NoPa Lucky Supermarket to Permanently Close on September 11
Lucky at 1750 Fulton St. will close September 11, shrinking the chain's San Francisco footprint to a single store on Sloat Boulevard.

The Lucky supermarket at 1750 Fulton St. in NoPa will permanently close on September 11, according to a WARN letter from Lucky's parent company, Save Mart Supermarkets. The closure leaves NoPa residents and University of San Francisco students, whose campus sits just steps from the store, with one fewer full-service grocery option in the neighborhood.
The shuttering continues a rapid contraction of Lucky's presence in San Francisco. Last November, Lucky closed its Bayview District location just three years after that store's grand opening. District 10 Supervisor Shamann Walton responded to that closure on Instagram: "This is extremely disheartening and another blow to the Bayview community." With the Fulton Street store now following suit, only one Lucky will remain in the city, at 1515 Sloat Blvd.

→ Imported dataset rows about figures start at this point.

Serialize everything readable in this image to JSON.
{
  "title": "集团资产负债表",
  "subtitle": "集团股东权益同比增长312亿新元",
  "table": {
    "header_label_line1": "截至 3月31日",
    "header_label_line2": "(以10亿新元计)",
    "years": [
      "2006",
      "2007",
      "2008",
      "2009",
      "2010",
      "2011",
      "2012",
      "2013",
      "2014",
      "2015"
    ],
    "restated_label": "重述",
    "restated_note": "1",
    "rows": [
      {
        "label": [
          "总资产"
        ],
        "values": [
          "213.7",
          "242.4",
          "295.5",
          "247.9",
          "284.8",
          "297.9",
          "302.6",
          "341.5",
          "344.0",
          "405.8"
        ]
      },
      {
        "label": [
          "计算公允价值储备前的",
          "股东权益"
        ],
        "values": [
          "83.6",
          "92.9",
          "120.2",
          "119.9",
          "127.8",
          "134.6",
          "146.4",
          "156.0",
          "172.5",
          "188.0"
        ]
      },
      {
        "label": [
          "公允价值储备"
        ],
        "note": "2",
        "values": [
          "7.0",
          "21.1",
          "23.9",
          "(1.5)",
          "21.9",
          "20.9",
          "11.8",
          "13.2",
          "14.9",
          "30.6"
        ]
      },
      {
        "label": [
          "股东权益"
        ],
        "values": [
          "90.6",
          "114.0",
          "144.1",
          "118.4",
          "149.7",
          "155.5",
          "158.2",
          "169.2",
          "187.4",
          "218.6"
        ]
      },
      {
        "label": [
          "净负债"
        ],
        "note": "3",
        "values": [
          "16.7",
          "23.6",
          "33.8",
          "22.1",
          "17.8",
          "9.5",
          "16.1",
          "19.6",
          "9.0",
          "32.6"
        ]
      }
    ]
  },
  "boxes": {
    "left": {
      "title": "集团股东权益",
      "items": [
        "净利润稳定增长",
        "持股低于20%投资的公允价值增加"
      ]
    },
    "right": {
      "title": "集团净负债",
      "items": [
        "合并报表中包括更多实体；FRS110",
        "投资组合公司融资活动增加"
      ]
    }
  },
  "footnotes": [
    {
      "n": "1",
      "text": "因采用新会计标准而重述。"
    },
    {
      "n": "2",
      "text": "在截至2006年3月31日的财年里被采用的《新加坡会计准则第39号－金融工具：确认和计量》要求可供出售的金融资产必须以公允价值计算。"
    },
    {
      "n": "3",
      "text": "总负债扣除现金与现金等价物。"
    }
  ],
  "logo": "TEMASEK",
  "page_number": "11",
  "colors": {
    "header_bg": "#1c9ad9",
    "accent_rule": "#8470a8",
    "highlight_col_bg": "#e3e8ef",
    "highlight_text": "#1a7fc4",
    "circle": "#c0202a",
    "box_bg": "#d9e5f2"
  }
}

Shoppers displaced from the NoPa location will find alternatives within a mile, including Trader Joe's, Target, Arguello Market, Gus's, Whole Foods, and Bi-Rite Market. Whether those options fully replace a neighborhood grocery anchor for students and lower-income residents is a question the reporting does not yet answer.
The Lucky closure lands against a broader wave of grocery industry retrenchment. Grocery Outlet, the Bay Area-based bargain grocer, announced plans to close 36 stores as part of what its chief executive described on an earnings call as an "optimization plan" targeting financially underperforming locations and an unused distribution center, with those closures set to take effect before year's end. Meanwhile, Kroger and Albertsons closed multiple California locations last year and laid off hundreds of employees as inflation squeezed consumers and rising labor costs compressed margins. Kroger, which owns Ralphs and Food 4 Less, has been restructuring since its proposed merger with Albertsons collapsed in 2024.
No reason for the specific closure of the Fulton Street store has been provided by Save Mart Supermarkets, and the company has not issued a public statement beyond what appeared in the WARN letter obtained by the San Francisco Chronicle, which first reported the news.